October 29, 2021  •  Leave a Comment


This week I'd like to highlight some of the delights Fran and I recently discovered on a stop in Bellingham,Washington on the way back from Canada. It's no secret that I like both art and gardens as photographic subjects, and I hit the mother load when we noticed a garden on the web as we looked for something to do in Bellingham before we hit the hotel. The Big Rock Sculpture Garden more than lived up to its name.

This 2.5 acre garden sits in a quiet suburb of Bellingham, seemingly unknown amidst a typical community. It was founded by three members of the Drake Family in 1981, and subsequently bought and preserved by the city in 1993. After our visit, I believe it can serve as a model for cities throughout the nation. The garden is subtly Japanese, but not overly so; it really highlights vegetation over flowers, with more than 100 varieties of Maples. While there is the attention to detail that is found in most Japanese gardens, the real focus is on the 37 sculptures of varied artistic intent spread around the site.

These sculptures are so enhanced by their settings in the garden that I can't imagine any sculptor in the world who wound not be delighted to be included in the collection. This in what is a city park, with just an open gate, run by volunteers, with no admission fee, open year round. To say that I was flabbergasted is an understatement. The garden is beautiful as just a garden, and then you throw in the sculptures and it is elevated to a higher level. I can only hope that these few images do it some justice. These are just 6 of the 37 sculptures on permanent display.


                                                        "UNITY" : FINAL VERSION

                            "UNITY" AND FRIEND : FINAL VERSION

The conjunction of art and garden can sometimes be confusing, since "big rocks" are a standard feature of the Japanese esthetic. Two images of the sculpture "Unity" by Russ Beardsley and Cameron Scott are a case in point. Like a miniature Stonehenge, some granite and marble stones are balanced along a path in the garden. Yet there is another big rock very near the foot of the sculpture, and for the life of me I couldn't decide whether it was part of the sculpture or not. Most of the other sculptures are not as ambiguous, although some of them that are very subtle "land art" types start to fade into garden art rather than art in the garden. But most are enhanced by their garden settings.

                                                        "LIPCHITIZIANA" : FINAL VERSION

This blue totem, "Lipchitziana", by Sebastian (one name) stands in contrast with the surrounding greenery.

                                                        "UNTITLED BY SCULPTOR" : FINAL VERSION

"Untitled" by Pat Kuchner, in stainless steel, stands apart and focuses your attention on the garden through its hole. Located at the beginning of the garden route, it thoroughly confused me since its nameplate was located across the garden path near a nice big rock. Was this Big Rock Garden  going to be devoted to naming Big Rocks?

                                                        "TURN #1" : FINAL VERSION

                                                        "TURN #2 : FINAL VERSION

This large wooden sculpture resembled something you might find in a playground, and it is a tribute to Bellingham parenting that it is not abused by children who want to play on the construction. It is entitled "Turn" by Lee Imonen, and these two views show how it is transformed from a drunken staircase to a drunken dinosaur by the simple act of walking a few steps.
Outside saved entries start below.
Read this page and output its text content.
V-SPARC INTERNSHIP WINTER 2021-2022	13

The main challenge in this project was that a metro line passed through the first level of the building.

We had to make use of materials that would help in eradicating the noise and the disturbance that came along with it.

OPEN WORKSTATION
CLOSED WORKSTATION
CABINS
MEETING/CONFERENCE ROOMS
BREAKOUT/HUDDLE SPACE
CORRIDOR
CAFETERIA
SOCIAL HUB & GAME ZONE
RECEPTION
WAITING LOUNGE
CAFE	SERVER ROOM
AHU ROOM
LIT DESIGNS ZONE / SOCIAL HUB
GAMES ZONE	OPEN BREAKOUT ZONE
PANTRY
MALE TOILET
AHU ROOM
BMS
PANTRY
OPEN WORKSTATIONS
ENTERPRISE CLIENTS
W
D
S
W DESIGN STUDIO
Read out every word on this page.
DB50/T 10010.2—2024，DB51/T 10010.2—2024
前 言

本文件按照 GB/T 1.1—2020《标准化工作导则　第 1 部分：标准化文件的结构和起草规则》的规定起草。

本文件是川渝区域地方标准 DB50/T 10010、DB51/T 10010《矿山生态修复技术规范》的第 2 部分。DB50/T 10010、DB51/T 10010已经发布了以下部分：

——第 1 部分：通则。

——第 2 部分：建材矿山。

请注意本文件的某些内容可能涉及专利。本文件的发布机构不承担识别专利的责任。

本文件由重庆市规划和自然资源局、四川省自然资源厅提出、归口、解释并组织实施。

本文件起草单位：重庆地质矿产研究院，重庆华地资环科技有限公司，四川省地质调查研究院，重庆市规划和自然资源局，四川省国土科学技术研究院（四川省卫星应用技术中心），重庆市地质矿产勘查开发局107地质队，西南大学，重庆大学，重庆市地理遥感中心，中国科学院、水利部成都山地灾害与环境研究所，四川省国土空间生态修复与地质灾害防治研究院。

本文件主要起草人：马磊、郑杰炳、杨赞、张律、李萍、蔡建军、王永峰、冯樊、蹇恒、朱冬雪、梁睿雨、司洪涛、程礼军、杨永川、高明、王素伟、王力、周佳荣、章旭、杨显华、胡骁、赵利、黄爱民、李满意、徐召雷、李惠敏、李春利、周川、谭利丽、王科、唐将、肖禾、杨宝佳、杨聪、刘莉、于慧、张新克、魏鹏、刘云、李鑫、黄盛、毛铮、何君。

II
                                                        "STABILE" : FINAL VERSION

"Stabile", a metal construction by Jan Zach, asserts its place in the forest in a much more direct manner. It seems to move even while it is standing still.

                                                        "TREE OF LIFE" : FINAL VERSION

Muter still is "Tree of Life" by Michael Jacobsen, which really is another "big rock" which proudly stands on its pedestal, only showing its sculptural  origins in the bronze bite taken out of its top.

                            FENCE DETAIL : FINAL VERSION

Some of the garden's details approach sculpture as well. This is the top of a fence which borders the garden and tries to nicely delineate its boundary from the suburban surroundings.

These final sets of images are my effort to express some of the beauty of the gardens as gardens alone. This is mostly done with specimen Maple trees and with engaging varieties of vegetation. These contrasts express themselves beautifully in both color and black and white, depending on your taste. I would point out that as usual the contrasts in the black and white versions can be played up far beyond what would be seen as realistic in a color image. There are few constraints once you accept the abstraction of black and white. You could even reverse the luminosity of different colors with no one being "the wiser."


                                                        LEAF NECKLACE : FINAL VERSION

                                                       LEAF NECKLACE B&W : FINAL VERSION




                            AMONG THE GIANTS : FINAL VERSION

                           AMONG THE GIANTS B&W : FINAL VERSION

In this final image, I used the panorama format to highlight the beautiful shape of the maple. The black and white version allows for subtly more contrast between the leaves and the surroundings.




I hope you have enjoyed this brief tour of the Big Rock Sculpture Garden. I would encourage you to use the web to head off the beaten track in your travels. You could be pleasantly surprised.